On the other hand, we get $$\begin{array}{rl}f(2x)& =f(x)\cdot f(2)+f(x+2)-1=-f(x)+2f(x+1)+1-1=\\ & =-f(x)+2(2f(x)+1)=-f(x)+4f(x)+2=3f(x)+2.\end{array}(2)$$

By using (1) we get that: $$\begin{array}{rl}f(m)& =f(m-1)+1=f(m-2)+2=\cdots =f(2)+m-2=m-1.\end{array}$$ for every $m\in \mathbb{N}$, since $f(2)=1$ (see below).

Now, let's check $f(2)$. If $f(2)=-1$, as above, we get a contradiction. So $f(2)=1$.

Now substituting $x=y=1$, we get $f(1)=f^2(1)+f(2)-1$. So $f(1)=0$ or $f(1)=1$. If $f(1)=1$ then substituting $x=x$, $y=1$ we get $f(x)=f(x)\cdot f(1)+f(x+1)-1$ from this $f(x+1)=1$. Substituting $x=-1$ then $f(0)=1$ which is a contradiction with $f(0)=-1$.

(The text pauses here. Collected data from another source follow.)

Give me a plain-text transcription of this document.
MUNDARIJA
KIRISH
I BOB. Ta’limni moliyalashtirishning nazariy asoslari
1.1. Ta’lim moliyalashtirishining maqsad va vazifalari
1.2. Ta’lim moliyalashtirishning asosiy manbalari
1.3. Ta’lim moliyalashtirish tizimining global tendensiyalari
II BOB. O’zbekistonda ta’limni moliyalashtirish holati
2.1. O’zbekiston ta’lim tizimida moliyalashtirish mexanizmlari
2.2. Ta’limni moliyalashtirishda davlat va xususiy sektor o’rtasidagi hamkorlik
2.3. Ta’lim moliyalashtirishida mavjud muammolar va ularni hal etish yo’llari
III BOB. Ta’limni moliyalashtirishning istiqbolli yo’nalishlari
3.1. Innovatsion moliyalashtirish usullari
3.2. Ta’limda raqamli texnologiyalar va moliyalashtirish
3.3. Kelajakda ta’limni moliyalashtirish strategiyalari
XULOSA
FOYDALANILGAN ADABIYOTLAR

Now we have $f(0)=-1$, $f(1)=0$, $f(2)=1$. For every $x\in \mathbb{Q}$: $f(x)=f(x)\cdot f(1)+f(x+1)-1\iff$ $$\iff f(x+1)=f(x)+1.(3)$$

Then for every $m\in \mathbb{N}$ $$f(m)=f(m-1)+1=f(m-2)+2=\cdots =f(2)+m-2=m-1.$$

Also, $$0=f(1)=f\left(m\cdot \frac{1}{m}\right)=f(m)\cdot f\left(\frac{1}{m}\right)+f\left(m+\frac{1}{m}\right)-1$$ By using (3) $$\begin{array}{rl}f\left(m+\frac{1}{m}\right)& =f\left(m-1+\frac{1}{m}\right)+1=\cdots =f\left(\frac{1}{m}\right)+m\iff \\ \iff 0& =(m-1)f\left(\frac{1}{m}\right)+f\left(\frac{1}{m}\right)+m-1\end{array}$$ So we get $f\left(\frac{1}{m}\right)=\frac{1}{m}-1$.

Now for every $m,n\in \mathbb{N}$, $$\begin{array}{rl}f\left(\frac{n}{m}\right)& =f(n)\cdot f\left(\frac{1}{m}\right)+f\left(n+\frac{1}{m}\right)-1=\\ & =(n-1)\cdot \left(\frac{1}{m}-1\right)+n+\frac{1}{m}-1-1=\frac{n}{m}-1.\end{array}$$

Therefore, the solutions are: for every $x\in \mathbb{Q}$, $f(x)=-1$ or $f(x)=x-1$.